In one day in August, the fund lost more than 75% of its value.
“This is about the retailization of hedge funds,” Mr. Stoltmann said, alleging that the rule requiring an investor to have a net worth of $1.5 million was ignored. “It’s a hedge fund, but the $1 million limit did not apply.”
Mr. Aidikoff’s clients allegedly had losses of $14.6 million. Jeffrey Forrest, the broker who was affiliated with Associated Securities Corp. of El Segundo, Calif., began to sell his clients the APEX Equity Options Fund LP in 2005, according to one of the statements of claim. The fund was valued at more than $46 million.
Pacific Life Insurance Co. of Newport Beach, Calif., owned Associated until this year, when it sold it to Linsco/Private Ledger Corp. of San Diego and Boston.
“As is customary in transactions of this type, Pacific Life has agreed to indemnify LPL for certain liabilities related to pre-close activities,” Tennyson Oyler, a company spokesman, said in a statement.
Mr. Forrest told clients that the investment in the APEX system or process would protect their principal, the claim stated, and that the investment was liquid at all times.
In August, the fund’s management told investors it was hit with a near-total loss, according to a published report.
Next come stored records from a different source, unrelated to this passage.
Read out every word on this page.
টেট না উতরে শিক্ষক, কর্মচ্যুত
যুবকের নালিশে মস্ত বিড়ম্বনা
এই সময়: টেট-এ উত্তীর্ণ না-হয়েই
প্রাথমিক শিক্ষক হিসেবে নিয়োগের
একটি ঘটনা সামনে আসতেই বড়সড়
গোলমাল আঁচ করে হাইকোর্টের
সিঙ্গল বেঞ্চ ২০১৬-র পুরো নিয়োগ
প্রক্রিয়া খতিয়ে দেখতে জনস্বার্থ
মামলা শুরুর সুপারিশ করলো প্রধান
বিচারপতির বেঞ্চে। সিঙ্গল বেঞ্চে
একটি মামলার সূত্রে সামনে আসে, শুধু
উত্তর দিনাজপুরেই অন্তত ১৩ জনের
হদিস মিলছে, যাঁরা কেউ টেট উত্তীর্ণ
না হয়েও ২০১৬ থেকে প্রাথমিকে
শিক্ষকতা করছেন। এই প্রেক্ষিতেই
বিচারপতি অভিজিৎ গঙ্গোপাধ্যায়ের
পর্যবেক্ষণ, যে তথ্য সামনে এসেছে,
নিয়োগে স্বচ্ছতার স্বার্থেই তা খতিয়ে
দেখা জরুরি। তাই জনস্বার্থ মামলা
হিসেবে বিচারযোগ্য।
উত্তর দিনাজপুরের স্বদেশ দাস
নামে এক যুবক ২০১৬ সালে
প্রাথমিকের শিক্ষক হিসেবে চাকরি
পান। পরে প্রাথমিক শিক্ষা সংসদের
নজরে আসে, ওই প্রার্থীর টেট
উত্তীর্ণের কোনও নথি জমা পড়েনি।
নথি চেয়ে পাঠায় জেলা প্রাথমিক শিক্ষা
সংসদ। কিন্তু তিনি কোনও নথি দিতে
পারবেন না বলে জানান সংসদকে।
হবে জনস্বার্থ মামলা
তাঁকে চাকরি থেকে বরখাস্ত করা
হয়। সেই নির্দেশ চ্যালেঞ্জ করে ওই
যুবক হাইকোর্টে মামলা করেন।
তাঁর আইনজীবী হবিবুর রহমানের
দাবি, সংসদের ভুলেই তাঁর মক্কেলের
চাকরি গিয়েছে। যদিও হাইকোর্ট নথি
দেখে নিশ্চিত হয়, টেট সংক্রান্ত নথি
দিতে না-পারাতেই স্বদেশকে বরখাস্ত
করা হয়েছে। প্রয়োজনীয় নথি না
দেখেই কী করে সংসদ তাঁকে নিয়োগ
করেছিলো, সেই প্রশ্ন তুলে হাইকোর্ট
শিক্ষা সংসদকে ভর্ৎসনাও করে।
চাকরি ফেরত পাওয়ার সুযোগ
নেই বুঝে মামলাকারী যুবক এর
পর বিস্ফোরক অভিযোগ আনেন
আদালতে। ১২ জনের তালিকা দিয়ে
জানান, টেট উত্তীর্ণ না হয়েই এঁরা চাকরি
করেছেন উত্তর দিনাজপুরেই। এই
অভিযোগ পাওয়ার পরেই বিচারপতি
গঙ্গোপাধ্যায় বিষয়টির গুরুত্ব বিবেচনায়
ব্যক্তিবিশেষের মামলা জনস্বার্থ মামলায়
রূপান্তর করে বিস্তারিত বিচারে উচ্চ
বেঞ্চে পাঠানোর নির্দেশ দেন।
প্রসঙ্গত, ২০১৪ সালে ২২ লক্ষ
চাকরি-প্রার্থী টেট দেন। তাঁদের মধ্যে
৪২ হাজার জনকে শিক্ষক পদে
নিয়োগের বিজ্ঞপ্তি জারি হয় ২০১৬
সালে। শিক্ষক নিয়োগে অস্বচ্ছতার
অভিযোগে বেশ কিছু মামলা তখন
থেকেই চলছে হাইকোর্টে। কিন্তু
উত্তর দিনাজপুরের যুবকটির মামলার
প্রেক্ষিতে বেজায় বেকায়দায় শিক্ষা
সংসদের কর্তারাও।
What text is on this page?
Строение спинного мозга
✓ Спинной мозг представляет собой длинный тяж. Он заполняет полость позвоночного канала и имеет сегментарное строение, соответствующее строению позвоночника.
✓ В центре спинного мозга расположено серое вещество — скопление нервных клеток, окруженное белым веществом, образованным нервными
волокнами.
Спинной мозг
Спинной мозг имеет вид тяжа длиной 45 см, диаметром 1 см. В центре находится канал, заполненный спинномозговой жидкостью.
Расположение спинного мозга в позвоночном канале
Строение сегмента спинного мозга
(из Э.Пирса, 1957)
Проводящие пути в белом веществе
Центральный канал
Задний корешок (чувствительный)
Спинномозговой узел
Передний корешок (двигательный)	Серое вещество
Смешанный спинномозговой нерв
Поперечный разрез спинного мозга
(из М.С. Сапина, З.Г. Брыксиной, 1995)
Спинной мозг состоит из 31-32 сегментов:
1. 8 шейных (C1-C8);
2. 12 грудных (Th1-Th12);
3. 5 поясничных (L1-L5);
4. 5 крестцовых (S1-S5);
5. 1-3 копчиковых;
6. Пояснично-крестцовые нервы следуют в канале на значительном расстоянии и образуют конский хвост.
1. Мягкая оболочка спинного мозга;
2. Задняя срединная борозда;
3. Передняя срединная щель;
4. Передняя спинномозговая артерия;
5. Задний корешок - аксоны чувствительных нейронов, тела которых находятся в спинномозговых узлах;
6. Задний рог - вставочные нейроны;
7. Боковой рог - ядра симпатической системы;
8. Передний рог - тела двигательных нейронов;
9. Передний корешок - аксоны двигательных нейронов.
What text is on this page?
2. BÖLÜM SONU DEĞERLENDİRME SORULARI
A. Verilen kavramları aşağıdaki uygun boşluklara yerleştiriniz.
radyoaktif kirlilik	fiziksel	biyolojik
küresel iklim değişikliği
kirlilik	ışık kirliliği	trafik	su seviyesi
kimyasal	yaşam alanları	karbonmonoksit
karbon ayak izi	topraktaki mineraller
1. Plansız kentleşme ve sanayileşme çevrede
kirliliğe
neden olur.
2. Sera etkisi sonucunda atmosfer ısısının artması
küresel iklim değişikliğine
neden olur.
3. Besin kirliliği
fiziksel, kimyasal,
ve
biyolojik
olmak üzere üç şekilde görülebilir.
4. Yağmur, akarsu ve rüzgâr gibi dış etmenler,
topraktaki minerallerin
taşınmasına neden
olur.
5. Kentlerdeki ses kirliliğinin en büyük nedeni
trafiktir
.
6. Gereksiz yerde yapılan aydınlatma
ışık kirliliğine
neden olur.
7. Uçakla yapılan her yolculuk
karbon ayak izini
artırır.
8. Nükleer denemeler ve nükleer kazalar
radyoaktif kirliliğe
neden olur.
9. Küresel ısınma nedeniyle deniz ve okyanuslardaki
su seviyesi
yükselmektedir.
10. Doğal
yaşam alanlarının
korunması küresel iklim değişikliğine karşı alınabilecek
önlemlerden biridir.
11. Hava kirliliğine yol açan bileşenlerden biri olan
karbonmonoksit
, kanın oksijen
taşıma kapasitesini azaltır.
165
Thomas Ajamie, a lawyer in Houston, last year filed a case against Morgan Stanley of New York and one of its brokers, claiming that the broker in 2001 invested $2.5 million for a retirement plan of a small company but failed to disclose that the broker received a 25% share of the fund’s profit.
Mr. Ajamie’s client, Pipe Distributors Inc. of Houston, Texas, wound up losing $725,000.
With so many hedge fund products on the market, Mr. Ajamie is curious as to how many registered representatives had a piece of the action during the hedge fund boom.
“How many brokers were out there setting up their own hedge funds?” he asked.